A general finite element based non-local theory for the medium-long-range correlation of metallic glasses

Mean-field theory is extensively used in statistical physics, solid-state physics, and biophysics to compress a large number of interacting multi-body problems into an effective single-body problem, providing some insight into the system's behavior at a lower computing cost. Nonethe-less, the mean-field approximation always suppresses the non-local effects, hence obscuring the underlying mechanisms involving unit interactions between microscopic events, such as competition, co-evolution, and self-organized criticality. This paper presents a general, non-local mean-field approximation for the medium-long-range correlation of materials based on the finite element method, which has excellent compatibility and scalability with existing theories. It ties the evolution of a deformation unit to the status of other spatial domain elements, which is analogous to the fundamental principle of cellular automata. When applied to metallic glasses, the model demonstrates excellent spatial-temporal agreement between the shear band evolution measurements and simulation findings.
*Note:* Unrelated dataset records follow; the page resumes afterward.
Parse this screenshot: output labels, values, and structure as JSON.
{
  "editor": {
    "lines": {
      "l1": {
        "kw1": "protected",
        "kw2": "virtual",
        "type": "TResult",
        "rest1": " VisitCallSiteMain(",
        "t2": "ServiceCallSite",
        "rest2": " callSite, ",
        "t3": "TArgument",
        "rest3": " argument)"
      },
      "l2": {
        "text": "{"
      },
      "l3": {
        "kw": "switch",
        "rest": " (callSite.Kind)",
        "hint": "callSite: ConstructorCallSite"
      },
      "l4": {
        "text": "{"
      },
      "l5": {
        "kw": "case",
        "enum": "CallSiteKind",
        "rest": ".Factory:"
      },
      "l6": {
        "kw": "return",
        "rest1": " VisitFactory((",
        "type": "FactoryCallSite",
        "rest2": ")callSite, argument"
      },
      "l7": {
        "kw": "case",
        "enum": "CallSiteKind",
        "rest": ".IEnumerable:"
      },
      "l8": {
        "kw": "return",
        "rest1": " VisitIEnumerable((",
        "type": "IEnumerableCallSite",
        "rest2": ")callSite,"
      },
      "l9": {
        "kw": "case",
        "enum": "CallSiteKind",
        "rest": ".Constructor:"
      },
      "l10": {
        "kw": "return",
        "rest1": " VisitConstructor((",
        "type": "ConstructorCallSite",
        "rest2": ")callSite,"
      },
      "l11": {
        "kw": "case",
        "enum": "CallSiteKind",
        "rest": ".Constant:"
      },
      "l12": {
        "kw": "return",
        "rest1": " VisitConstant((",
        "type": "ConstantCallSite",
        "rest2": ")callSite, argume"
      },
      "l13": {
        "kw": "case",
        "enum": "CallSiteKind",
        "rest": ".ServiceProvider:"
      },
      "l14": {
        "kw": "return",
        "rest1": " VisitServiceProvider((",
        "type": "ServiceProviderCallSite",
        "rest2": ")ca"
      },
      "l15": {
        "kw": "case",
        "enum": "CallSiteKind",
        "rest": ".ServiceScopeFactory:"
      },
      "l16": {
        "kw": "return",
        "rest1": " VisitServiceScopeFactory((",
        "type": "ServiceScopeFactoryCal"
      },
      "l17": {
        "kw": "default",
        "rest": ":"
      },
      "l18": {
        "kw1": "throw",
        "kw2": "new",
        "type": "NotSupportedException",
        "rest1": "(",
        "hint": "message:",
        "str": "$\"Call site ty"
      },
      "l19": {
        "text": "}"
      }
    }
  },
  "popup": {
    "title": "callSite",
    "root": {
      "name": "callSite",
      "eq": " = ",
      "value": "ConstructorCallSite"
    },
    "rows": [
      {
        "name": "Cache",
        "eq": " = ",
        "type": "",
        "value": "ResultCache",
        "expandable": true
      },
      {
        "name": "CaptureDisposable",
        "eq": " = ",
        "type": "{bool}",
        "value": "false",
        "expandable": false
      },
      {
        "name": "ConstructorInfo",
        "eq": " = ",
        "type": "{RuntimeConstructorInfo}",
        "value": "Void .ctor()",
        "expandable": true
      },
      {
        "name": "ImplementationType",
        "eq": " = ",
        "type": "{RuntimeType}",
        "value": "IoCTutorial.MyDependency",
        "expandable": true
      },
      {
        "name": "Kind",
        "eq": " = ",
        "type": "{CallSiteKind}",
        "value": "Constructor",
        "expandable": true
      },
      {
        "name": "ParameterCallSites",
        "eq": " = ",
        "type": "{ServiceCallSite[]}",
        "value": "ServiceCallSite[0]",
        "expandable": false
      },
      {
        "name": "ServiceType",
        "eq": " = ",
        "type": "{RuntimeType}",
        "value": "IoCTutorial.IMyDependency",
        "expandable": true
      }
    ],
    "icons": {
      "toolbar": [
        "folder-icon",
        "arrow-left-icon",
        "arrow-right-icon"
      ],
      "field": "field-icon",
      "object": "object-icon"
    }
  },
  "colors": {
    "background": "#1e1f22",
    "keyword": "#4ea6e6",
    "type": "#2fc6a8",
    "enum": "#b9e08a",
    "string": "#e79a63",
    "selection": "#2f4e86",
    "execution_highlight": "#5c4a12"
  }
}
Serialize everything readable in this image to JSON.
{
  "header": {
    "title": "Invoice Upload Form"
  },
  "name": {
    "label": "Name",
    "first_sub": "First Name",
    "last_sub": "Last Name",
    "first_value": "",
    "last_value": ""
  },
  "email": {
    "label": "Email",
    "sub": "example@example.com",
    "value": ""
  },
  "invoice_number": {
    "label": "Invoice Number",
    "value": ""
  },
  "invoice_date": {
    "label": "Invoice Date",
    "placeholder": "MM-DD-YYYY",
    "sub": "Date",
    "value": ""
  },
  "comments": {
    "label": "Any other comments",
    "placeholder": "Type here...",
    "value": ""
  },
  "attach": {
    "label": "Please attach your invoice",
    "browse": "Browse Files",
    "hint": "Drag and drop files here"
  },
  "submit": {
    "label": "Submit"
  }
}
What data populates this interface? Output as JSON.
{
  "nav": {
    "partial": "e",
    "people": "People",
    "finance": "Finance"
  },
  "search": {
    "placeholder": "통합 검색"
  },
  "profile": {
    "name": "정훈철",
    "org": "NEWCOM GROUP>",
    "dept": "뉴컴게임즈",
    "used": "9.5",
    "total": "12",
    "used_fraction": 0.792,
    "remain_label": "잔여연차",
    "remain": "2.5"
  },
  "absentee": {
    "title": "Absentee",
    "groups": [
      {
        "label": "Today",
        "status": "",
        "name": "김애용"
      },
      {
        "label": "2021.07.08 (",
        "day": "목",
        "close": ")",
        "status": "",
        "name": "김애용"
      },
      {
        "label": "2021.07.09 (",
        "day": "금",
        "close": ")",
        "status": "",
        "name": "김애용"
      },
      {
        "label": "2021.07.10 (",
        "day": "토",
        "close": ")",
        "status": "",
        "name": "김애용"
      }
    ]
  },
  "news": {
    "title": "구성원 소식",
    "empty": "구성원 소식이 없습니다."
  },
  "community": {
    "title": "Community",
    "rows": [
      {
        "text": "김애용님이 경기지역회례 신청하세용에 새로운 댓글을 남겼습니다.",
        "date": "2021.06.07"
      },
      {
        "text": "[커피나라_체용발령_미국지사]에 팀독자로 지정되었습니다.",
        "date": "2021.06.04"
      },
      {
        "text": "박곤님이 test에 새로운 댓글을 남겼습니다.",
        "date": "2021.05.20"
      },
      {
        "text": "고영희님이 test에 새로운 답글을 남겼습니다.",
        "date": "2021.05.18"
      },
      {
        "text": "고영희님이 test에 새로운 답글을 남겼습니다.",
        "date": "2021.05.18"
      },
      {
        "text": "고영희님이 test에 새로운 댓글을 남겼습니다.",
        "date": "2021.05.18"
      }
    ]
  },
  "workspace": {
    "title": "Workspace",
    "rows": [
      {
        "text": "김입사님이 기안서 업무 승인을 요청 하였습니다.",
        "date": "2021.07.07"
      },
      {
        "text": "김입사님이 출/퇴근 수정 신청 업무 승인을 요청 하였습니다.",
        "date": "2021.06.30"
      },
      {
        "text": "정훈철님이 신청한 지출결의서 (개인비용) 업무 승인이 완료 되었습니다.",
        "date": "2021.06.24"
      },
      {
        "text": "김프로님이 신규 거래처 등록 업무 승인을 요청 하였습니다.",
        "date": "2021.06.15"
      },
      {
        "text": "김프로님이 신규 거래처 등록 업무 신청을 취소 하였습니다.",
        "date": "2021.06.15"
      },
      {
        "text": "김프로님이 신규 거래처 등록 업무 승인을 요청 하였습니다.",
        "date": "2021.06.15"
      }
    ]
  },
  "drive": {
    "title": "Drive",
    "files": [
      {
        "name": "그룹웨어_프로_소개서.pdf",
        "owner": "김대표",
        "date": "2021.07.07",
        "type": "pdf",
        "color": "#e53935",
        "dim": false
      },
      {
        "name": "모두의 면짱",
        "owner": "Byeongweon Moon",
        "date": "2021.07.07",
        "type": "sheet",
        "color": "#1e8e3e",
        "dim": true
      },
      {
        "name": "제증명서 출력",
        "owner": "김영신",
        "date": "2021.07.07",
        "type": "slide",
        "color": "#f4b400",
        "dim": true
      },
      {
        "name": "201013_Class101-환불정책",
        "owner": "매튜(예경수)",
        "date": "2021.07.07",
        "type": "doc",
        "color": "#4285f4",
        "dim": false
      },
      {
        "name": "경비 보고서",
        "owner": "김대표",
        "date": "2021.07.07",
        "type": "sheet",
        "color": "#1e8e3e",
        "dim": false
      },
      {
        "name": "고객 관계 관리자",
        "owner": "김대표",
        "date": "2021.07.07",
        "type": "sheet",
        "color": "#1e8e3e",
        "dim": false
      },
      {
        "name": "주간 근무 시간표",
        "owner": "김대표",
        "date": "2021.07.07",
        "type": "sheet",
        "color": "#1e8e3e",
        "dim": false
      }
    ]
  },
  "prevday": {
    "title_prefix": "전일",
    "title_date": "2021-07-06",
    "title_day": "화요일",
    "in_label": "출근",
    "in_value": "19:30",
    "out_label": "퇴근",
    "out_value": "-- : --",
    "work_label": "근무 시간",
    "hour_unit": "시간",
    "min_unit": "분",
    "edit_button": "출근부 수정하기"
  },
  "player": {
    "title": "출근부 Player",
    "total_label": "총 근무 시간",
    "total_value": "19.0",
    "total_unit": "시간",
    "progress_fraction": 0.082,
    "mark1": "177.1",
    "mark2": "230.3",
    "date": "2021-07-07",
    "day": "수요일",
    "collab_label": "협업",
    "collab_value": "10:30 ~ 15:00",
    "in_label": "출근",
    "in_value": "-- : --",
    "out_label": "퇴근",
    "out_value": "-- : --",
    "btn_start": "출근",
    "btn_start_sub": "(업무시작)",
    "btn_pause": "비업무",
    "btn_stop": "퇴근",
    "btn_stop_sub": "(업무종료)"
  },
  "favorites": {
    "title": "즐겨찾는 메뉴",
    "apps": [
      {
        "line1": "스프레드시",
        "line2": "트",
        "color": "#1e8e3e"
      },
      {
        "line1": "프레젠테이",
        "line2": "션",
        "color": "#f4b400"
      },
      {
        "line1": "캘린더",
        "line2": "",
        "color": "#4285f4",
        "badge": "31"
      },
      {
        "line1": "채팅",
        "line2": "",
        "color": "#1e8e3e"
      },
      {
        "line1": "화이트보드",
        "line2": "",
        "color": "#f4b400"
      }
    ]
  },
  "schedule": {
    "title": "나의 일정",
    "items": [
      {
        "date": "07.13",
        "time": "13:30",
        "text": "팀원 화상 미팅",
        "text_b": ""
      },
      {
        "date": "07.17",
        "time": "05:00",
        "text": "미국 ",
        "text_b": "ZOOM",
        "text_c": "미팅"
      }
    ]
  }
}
Excitingly, the self-organized criticality of amorphous systems and the self-adaptive evolution mechanism of shear bands are realized in both two and three dimensions for the first time. Without restriction to amorphous systems, this work explores the application of mean-field theories to non-local phenomena. Future research into new mathematical types of medium-long range interaction is conceivable through multiscale simulation techniques.

Automated summary

Mean-field theory is widely used to simplify complex problems, but it tends to overlook the non-local effects between interacting particles. This paper presents a non-local mean-field approximation based on the finite element method, which captures the spatial correlation of materials and demonstrates good agreement with experimental measurements. The model also reveals the self-organization and evolution mechanism in two and three dimensions, opening up possibilities for applying mean-field theories to non-local phenomena.